Recently, I was struck by what it means to have love—rather than tradition, obligation, or manipulation—at the center of your relationship with someone. Channel surfing one night, I caught an old favorite, the musical Fiddler on the Roof. I remember seeing it in high school and enjoying the insight into Jewish life and customs and the way the story depicted the clash between tradition and change.
You might recall that Tevye, a traditional Jewish patriarch, and his wife, Golde, have five daughters. Set in Russia at the dawn of the twentieth century, the story explains the custom of allowing a matchmaker to pair a single young Jewish woman with a desirable husband. As Tevye’s daughters rebel against this practice and insist on marrying for love, Tevye must wrestle not only with tradition, but also with a far more personal crisis.
Tevye and Golde have been married for over twenty-five years, and like everyone else they know, their wedding was arranged by a matchmaker. In light of their daughters’ revolt in the name of love, Tevye asks his wife a crucial question in the song, “Do You Love Me?” At first, Golde dismisses his question as silly. After all, she points out, hasn’t she always done everything he’s ever asked of her? Hasn’t she been a good wife?
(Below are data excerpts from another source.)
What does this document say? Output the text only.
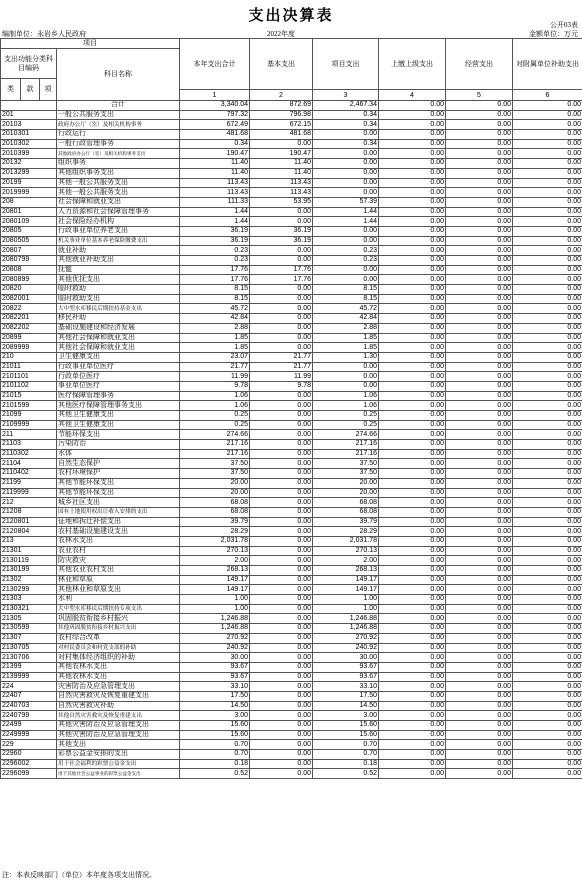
支出决算表
公开03表
编制单位：永岩乡人民政府	2022年度	金额单位：万元
项目				本年支出合计	基本支出	项目支出	上缴上级支出	经营支出	对附属单位补助支出
支出功能分类科目编码			科目名称						
类	款	项							
				1	2	3	4	5	6
			合计	3,340.04	872.69	2,467.34	0.00	0.00	0.00
201			一般公共服务支出	797.32	796.98	0.34	0.00	0.00	0.00
20103			政府办公厅（室）及相关机构事务	672.49	672.15	0.34	0.00	0.00	0.00
2010301			行政运行	481.68	481.68	0.00	0.00	0.00	0.00
2010302			一般行政管理事务	0.34	0.00	0.34	0.00	0.00	0.00
2010399			其他政府办公厅（室）及相关机构事务支出	190.47	190.47	0.00	0.00	0.00	0.00
20132			组织事务	11.40	11.40	0.00	0.00	0.00	0.00
2013299			其他组织事务支出	11.40	11.40	0.00	0.00	0.00	0.00
20199			其他一般公共服务支出	113.43	113.43	0.00	0.00	0.00	0.00
2019999			其他一般公共服务支出	113.43	113.43	0.00	0.00	0.00	0.00
208			社会保障和就业支出	111.33	53.95	57.39	0.00	0.00	0.00
20801			人力资源和社会保障管理事务	1.44	0.00	1.44	0.00	0.00	0.00
2080109			社会保险经办机构	1.44	0.00	1.44	0.00	0.00	0.00
20805			行政事业单位养老支出	36.19	36.19	0.00	0.00	0.00	0.00
2080505			机关事业单位基本养老保险缴费支出	36.19	36.19	0.00	0.00	0.00	0.00
20807			就业补助	0.23	0.00	0.23	0.00	0.00	0.00
2080799			其他就业补助支出	0.23	0.00	0.23	0.00	0.00	0.00
20808			抚恤	17.76	17.76	0.00	0.00	0.00	0.00
2080899			其他优抚支出	17.76	17.76	0.00	0.00	0.00	0.00
20820			临时救助	8.15	0.00	8.15	0.00	0.00	0.00
2082001			临时救助支出	8.15	0.00	8.15	0.00	0.00	0.00
20822			大中型水库移民后期扶持基金支出	45.72	0.00	45.72	0.00	0.00	0.00
2082201			移民补助	42.84	0.00	42.84	0.00	0.00	0.00
2082202			基础设施建设和经济发展	2.88	0.00	2.88	0.00	0.00	0.00
20899			其他社会保障和就业支出	1.85	0.00	1.85	0.00	0.00	0.00
2089999			其他社会保障和就业支出	1.85	0.00	1.85	0.00	0.00	0.00
210			卫生健康支出	23.07	21.77	1.30	0.00	0.00	0.00
21011			行政事业单位医疗	21.77	21.77	0.00	0.00	0.00	0.00
2101101			行政单位医疗	11.99	11.99	0.00	0.00	0.00	0.00
2101102			事业单位医疗	9.78	9.78	0.00	0.00	0.00	0.00
21015			医疗保障管理事务	1.06	0.00	1.06	0.00	0.00	0.00
2101599			其他医疗保障管理事务支出	1.06	0.00	1.06	0.00	0.00	0.00
21099			其他卫生健康支出	0.25	0.00	0.25	0.00	0.00	0.00
2109999			其他卫生健康支出	0.25	0.00	0.25	0.00	0.00	0.00
211			节能环保支出	274.66	0.00	274.66	0.00	0.00	0.00
21103			污染防治	217.16	0.00	217.16	0.00	0.00	0.00
2110302			水体	217.16	0.00	217.16	0.00	0.00	0.00
21104			自然生态保护	37.50	0.00	37.50	0.00	0.00	0.00
2110402			农村环境保护	37.50	0.00	37.50	0.00	0.00	0.00
21199			其他节能环保支出	20.00	0.00	20.00	0.00	0.00	0.00
2119999			其他节能环保支出	20.00	0.00	20.00	0.00	0.00	0.00
212			城乡社区支出	68.08	0.00	68.08	0.00	0.00	0.00
21208			国有土地使用权出让收入安排的支出	68.08	0.00	68.08	0.00	0.00	0.00
2120801			征地和拆迁补偿支出	39.79	0.00	39.79	0.00	0.00	0.00
2120804			农村基础设施建设支出	28.29	0.00	28.29	0.00	0.00	0.00
213			农林水支出	2,031.78	0.00	2,031.78	0.00	0.00	0.00
21301			农业农村	270.13	0.00	270.13	0.00	0.00	0.00
2130119			防灾救灾	2.00	0.00	2.00	0.00	0.00	0.00
2130199			其他农业农村支出	268.13	0.00	268.13	0.00	0.00	0.00
21302			林业和草原	149.17	0.00	149.17	0.00	0.00	0.00
2130299			其他林业和草原支出	149.17	0.00	149.17	0.00	0.00	0.00
21303			水利	1.00	0.00	1.00	0.00	0.00	0.00
2130321			大中型水库移民后期扶持专项支出	1.00	0.00	1.00	0.00	0.00	0.00
21305			巩固脱贫衔接乡村振兴	1,246.88	0.00	1,246.88	0.00	0.00	0.00
2130599			其他巩固脱贫衔接乡村振兴支出	1,246.88	0.00	1,246.88	0.00	0.00	0.00
21307			农村综合改革	270.92	0.00	270.92	0.00	0.00	0.00
2130705			对村民委员会和村党支部的补助	240.92	0.00	240.92	0.00	0.00	0.00
2130706			对村集体经济组织的补助	30.00	0.00	30.00	0.00	0.00	0.00
21399			其他农林水支出	93.67	0.00	93.67	0.00	0.00	0.00
2139999			其他农林水支出	93.67	0.00	93.67	0.00	0.00	0.00
224			灾害防治及应急管理支出	33.10	0.00	33.10	0.00	0.00	0.00
22407			自然灾害救灾及恢复重建支出	17.50	0.00	17.50	0.00	0.00	0.00
2240703			自然灾害救灾补助	14.50	0.00	14.50	0.00	0.00	0.00
2240799			其他自然灾害救灾及恢复重建支出	3.00	0.00	3.00	0.00	0.00	0.00
22499			其他灾害防治及应急管理支出	15.60	0.00	15.60	0.00	0.00	0.00
2249999			其他灾害防治及应急管理支出	15.60	0.00	15.60	0.00	0.00	0.00
229			其他支出	0.70	0.00	0.70	0.00	0.00	0.00
22960			彩票公益金安排的支出	0.70	0.00	0.70	0.00	0.00	0.00
2296002			用于社会福利的彩票公益金支出	0.18	0.00	0.18	0.00	0.00	0.00
2296099			用于其他社会公益事业的彩票公益金支出	0.52	0.00	0.52	0.00	0.00	0.00
注：本表反映部门（单位）本年度各项支出情况。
But Tevye explains that there’s a difference between loving someone for who he or she is and the bond you share on the one hand, and submission through traditional obligation on the other. Once he makes the distinction clear for her, Golde admits that she does indeed love him now, even if that was not what had first brought them together. Their relationship illustrates the contrast between religion and relationship with God in a beautiful way.
Falling in love with God is just like falling in love with another person. You think about him constantly and want to be with him all the time. You can throw away your checklists and just enjoy spending time together. Your only desire is to be with him, to enjoy him, to receive what he wants to give you, and to give him everything you have. Like Tevye’s song to Golde, I believe God continues to whisper to each one of us: “Do you love me?”